Tuesday, February 22, 2005

Independent game industry business models

Small game development companies are trying to find ways to cut down the cost of producing games. One popular method is direct online sales, right from the company’s website. This approach is somewhat limited by the modest visibility of the game. As a result, company has much higher margin from direct sales, the sales volume fall far behind typical retail sales distribution.

As I see it, there are basically three ways to work around this problem:

Shareware model
Micropayment model
Service model

The first approach is based on the good old shareware model. In this model, game is finished and shipped via network and people can try it out quite freely. These games have extra features or time limitations, which cut the playing experience short. At this point, if the player wants to have more he has to pull out a credit card or other kind of method of payment. Company gets decent exposure for the game but risks sales with too high prices and suffers from high advance development costs.

Other companies, which follow the second approach, believe that getting people to upgrade or order the real version is possible but difficult if the requested fee is high. They rely on micropayments that must be paid if one desires to advance in the game. These games are often simple and static. They run with straightforward logic and have cycles and to complete one must pay. Casual games, casino games and other money or classic games fit into this group very nicely. Once again, retail level is cut off and customers are served directly. The only problem here is that the whole micropayment business model hasn’t really kicked off. It seems to be all too difficult to agree on common method of doing this and now different technologies are competing and spreading on the market place. At this time, it seems like the companies, which are doing most of the money are actually those, which offer the billing technology for micropayments. For so long micropayment has been popping up here and there, it sure has potential, but when it becomes reality...

Personal memory takes me back twenty years to the time of C64. At that time I was engaged in an exhausting fight to get one for myself. I was on the other side and my parents on the other. They thought that C64 was waste of time and money, so I spent my pocket money on arcade games. Without a doubt by the time I finally got myself a C64, I had blown away enough money to buy two of them. Just to get the record straight, this took a year or two. I repeat, the potential for micropayments is there.
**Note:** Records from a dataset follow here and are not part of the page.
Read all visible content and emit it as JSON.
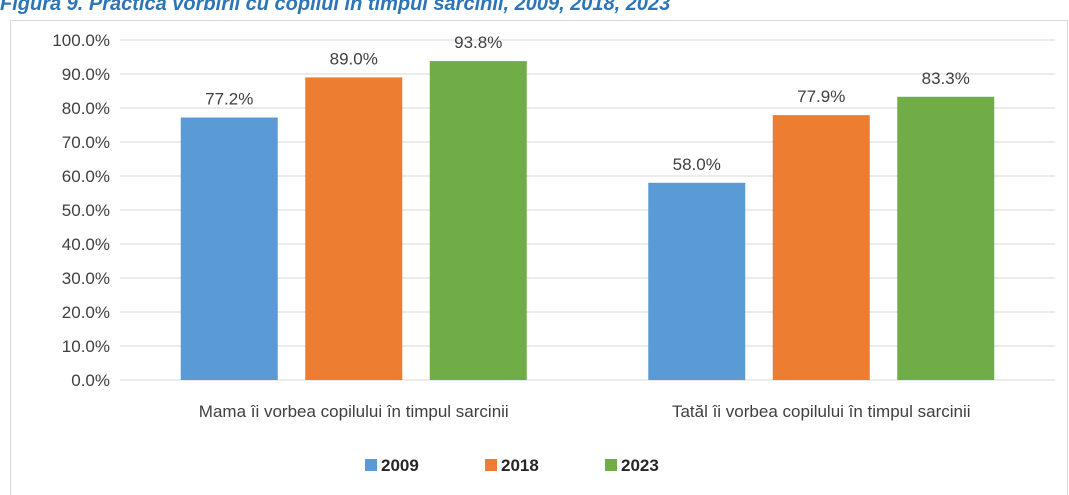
{
  "chart_data": {
    "type": "bar",
    "title": "Figura 9. Practica vorbirii cu copilul în timpul sarcinii, 2009, 2018, 2023",
    "categories": [
      "Mama îi vorbea copilului în timpul sarcinii",
      "Tatăl îi vorbea copilului în timpul sarcinii"
    ],
    "series": [
      {
        "name": "2009",
        "color": "#5b9bd5",
        "values": [
          77.2,
          58.0
        ],
        "value_labels": [
          "77.2%",
          "58.0%"
        ]
      },
      {
        "name": "2018",
        "color": "#ed7d31",
        "values": [
          89.0,
          77.9
        ],
        "value_labels": [
          "89.0%",
          "77.9%"
        ]
      },
      {
        "name": "2023",
        "color": "#70ad47",
        "values": [
          93.8,
          83.3
        ],
        "value_labels": [
          "93.8%",
          "83.3%"
        ]
      }
    ],
    "ylim": [
      0,
      100
    ],
    "yticks": [
      {
        "value": 0,
        "label": "0.0%"
      },
      {
        "value": 10,
        "label": "10.0%"
      },
      {
        "value": 20,
        "label": "20.0%"
      },
      {
        "value": 30,
        "label": "30.0%"
      },
      {
        "value": 40,
        "label": "40.0%"
      },
      {
        "value": 50,
        "label": "50.0%"
      },
      {
        "value": 60,
        "label": "60.0%"
      },
      {
        "value": 70,
        "label": "70.0%"
      },
      {
        "value": 80,
        "label": "80.0%"
      },
      {
        "value": 90,
        "label": "90.0%"
      },
      {
        "value": 100,
        "label": "100.0%"
      }
    ],
    "grid": true,
    "legend": "bottom"
  }
}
Third approach offers the game as a service. After the player has been lured into playing the game, it is just a question of making the game so interesting that people keep on playing and paying. Laser Squad Nemesis is one example of such a game. Game’s developers started from humble beginning, but they have been constantly improving the game and now it is packed with features. Players like it and compete against each other, and in the end a community forms around the game service. No retail in between.